The agency is also incorporating structured data from German government bodies, making official state information available at various geographical levels to ensure that agentic systems are grounding their outputs in official record.
Integrating into the Agentic Workflow
For dpa-iq to be successful, it cannot exist as a silo; it must exist wherever the AI work is already happening. This has led to a strategy of deep integration with the tools that modern developers and automation experts already use.

The platform is preparing integrations for OpenAI and the AI integration platform Langdock, as well as process automation tools like Zapier, n8n, and Make. The goal is to move news distribution into the background of the creative process.
| Integration Type | Example Tool | Practical Application |
|---|---|---|
| LLM Frameworks | OpenAI / Langdock | Grounding AI responses in verified dpa facts. |
| Workflow Automation | Zapier / Make | Automated scanning of archives for daily briefs. |
| Data Retrieval | Custom APIs | Pulling specific B-roll or images for agents. |
In one early demonstration of this capability, dpa showcased a workflow that triggers every morning at 6:00 a.m.

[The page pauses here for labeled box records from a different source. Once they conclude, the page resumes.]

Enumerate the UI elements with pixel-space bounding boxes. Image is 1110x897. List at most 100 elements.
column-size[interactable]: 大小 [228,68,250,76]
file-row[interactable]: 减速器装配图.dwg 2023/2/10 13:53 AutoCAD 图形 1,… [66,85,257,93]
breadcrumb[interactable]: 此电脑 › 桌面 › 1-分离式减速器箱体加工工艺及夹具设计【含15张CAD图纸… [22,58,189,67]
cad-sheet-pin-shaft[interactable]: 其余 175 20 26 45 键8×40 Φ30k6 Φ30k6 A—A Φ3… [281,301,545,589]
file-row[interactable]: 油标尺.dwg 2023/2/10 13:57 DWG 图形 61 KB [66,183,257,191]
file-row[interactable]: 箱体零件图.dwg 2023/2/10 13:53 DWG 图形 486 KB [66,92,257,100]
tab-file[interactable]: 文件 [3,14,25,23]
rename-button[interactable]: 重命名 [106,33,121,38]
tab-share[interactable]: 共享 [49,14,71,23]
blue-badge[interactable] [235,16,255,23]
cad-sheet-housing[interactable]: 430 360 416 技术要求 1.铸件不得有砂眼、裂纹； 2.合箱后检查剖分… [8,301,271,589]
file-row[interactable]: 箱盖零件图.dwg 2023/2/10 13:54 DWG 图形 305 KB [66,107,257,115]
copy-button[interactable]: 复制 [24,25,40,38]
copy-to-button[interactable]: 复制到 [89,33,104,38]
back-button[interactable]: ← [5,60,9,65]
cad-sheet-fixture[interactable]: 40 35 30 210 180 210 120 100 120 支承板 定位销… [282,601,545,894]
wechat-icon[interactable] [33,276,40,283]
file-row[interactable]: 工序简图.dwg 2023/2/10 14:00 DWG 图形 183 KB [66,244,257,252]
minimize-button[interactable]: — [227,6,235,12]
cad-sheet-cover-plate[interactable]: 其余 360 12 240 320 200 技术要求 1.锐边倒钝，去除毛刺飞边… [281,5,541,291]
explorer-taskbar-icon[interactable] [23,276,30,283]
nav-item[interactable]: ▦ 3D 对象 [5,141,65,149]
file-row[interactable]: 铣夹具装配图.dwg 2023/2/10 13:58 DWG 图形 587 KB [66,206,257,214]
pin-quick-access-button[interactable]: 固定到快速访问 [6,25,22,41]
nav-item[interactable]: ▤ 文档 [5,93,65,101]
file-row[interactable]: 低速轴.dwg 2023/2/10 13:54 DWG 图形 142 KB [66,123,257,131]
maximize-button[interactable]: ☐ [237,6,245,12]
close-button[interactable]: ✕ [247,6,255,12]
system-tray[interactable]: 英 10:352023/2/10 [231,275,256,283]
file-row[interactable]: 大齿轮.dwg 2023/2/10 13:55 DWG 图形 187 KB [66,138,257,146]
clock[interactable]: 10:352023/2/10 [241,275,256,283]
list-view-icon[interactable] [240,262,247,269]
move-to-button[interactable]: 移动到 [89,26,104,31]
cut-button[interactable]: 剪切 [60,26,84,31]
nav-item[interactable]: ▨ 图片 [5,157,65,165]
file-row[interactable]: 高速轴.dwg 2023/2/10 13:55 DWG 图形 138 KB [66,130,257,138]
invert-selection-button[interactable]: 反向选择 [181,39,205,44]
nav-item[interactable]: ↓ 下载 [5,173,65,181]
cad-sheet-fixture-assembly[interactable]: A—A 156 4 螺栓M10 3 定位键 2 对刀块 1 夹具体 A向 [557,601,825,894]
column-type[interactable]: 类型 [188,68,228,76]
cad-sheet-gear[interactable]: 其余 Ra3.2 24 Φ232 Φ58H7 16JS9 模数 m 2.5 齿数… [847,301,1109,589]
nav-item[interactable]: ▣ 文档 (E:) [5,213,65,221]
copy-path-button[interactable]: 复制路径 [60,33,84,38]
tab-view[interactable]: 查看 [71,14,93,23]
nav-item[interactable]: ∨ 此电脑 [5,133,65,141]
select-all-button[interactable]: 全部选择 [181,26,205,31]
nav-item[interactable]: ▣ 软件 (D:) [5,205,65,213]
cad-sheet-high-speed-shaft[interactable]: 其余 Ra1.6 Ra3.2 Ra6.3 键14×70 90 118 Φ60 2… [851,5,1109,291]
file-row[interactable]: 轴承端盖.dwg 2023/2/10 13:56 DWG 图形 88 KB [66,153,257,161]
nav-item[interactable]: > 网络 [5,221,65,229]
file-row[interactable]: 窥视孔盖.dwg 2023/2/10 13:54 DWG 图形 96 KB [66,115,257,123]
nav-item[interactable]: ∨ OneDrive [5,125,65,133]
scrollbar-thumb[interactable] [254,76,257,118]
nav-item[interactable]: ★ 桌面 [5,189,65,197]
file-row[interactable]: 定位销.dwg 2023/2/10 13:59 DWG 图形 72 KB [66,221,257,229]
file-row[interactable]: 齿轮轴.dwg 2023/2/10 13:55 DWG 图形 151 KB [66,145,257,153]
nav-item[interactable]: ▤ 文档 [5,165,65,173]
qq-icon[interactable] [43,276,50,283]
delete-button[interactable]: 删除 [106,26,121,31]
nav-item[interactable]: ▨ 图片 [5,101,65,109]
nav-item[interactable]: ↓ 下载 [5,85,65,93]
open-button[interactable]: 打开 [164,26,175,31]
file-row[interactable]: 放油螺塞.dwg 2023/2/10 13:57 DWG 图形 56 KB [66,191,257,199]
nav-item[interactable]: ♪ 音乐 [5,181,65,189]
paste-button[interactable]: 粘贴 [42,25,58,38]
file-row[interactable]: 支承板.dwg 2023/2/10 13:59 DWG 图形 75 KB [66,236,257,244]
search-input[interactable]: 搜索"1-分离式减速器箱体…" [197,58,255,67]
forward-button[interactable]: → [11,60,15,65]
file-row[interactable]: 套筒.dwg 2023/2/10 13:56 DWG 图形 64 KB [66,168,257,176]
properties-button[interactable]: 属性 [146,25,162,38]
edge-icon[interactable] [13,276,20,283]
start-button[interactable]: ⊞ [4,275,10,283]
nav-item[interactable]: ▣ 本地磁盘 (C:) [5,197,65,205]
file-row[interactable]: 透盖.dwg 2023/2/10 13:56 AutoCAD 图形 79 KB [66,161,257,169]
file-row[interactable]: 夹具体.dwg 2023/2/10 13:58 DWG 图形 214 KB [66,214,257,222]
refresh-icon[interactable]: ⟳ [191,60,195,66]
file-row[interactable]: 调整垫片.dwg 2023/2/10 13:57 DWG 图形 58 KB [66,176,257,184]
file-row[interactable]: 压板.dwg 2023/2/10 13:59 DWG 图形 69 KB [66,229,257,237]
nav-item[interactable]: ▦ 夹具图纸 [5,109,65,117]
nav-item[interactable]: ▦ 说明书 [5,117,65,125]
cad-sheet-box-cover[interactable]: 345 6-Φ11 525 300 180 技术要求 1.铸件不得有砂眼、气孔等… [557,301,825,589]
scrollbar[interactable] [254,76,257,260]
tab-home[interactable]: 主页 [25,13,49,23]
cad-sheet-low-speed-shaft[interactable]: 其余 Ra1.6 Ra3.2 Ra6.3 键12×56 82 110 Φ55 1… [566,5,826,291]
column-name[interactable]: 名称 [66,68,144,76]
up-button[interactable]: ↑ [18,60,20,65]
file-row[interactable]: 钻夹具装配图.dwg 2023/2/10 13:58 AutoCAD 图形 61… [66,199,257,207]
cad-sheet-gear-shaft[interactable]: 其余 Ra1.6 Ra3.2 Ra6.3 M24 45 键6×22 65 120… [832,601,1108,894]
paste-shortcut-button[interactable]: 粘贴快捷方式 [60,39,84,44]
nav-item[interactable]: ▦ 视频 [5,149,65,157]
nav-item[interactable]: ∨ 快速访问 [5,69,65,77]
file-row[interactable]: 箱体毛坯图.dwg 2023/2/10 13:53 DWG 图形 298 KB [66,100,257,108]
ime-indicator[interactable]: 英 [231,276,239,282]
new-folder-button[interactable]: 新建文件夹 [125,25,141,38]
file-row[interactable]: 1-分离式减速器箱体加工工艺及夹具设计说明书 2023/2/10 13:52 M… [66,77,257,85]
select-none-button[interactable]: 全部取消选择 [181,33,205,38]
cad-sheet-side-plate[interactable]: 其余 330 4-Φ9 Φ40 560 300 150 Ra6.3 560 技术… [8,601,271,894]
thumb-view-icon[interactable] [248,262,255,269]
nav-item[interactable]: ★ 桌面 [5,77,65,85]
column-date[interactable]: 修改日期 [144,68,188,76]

The system automatically scans the dpa-iq archive for specific topics, retrieves the most relevant verified materials, and assembles them into a publication-ready newsletter without human intervention, leaving the journalist to simply review and approve the final product.
By positioning itself as the “trusted layer” beneath the AI, dpa is betting that in an era of synthetic content, the value of a verified source will only increase—provided that source is accessible to the machines doing the searching.
As dpa-iq moves from private preview to a wider release, the industry will be watching to see if other national news agencies follow suit, shifting their business models from content delivery to API-driven truth verification. Further updates on the platform’s public availability and partner integrations are expected as dpa continues its rollout phase.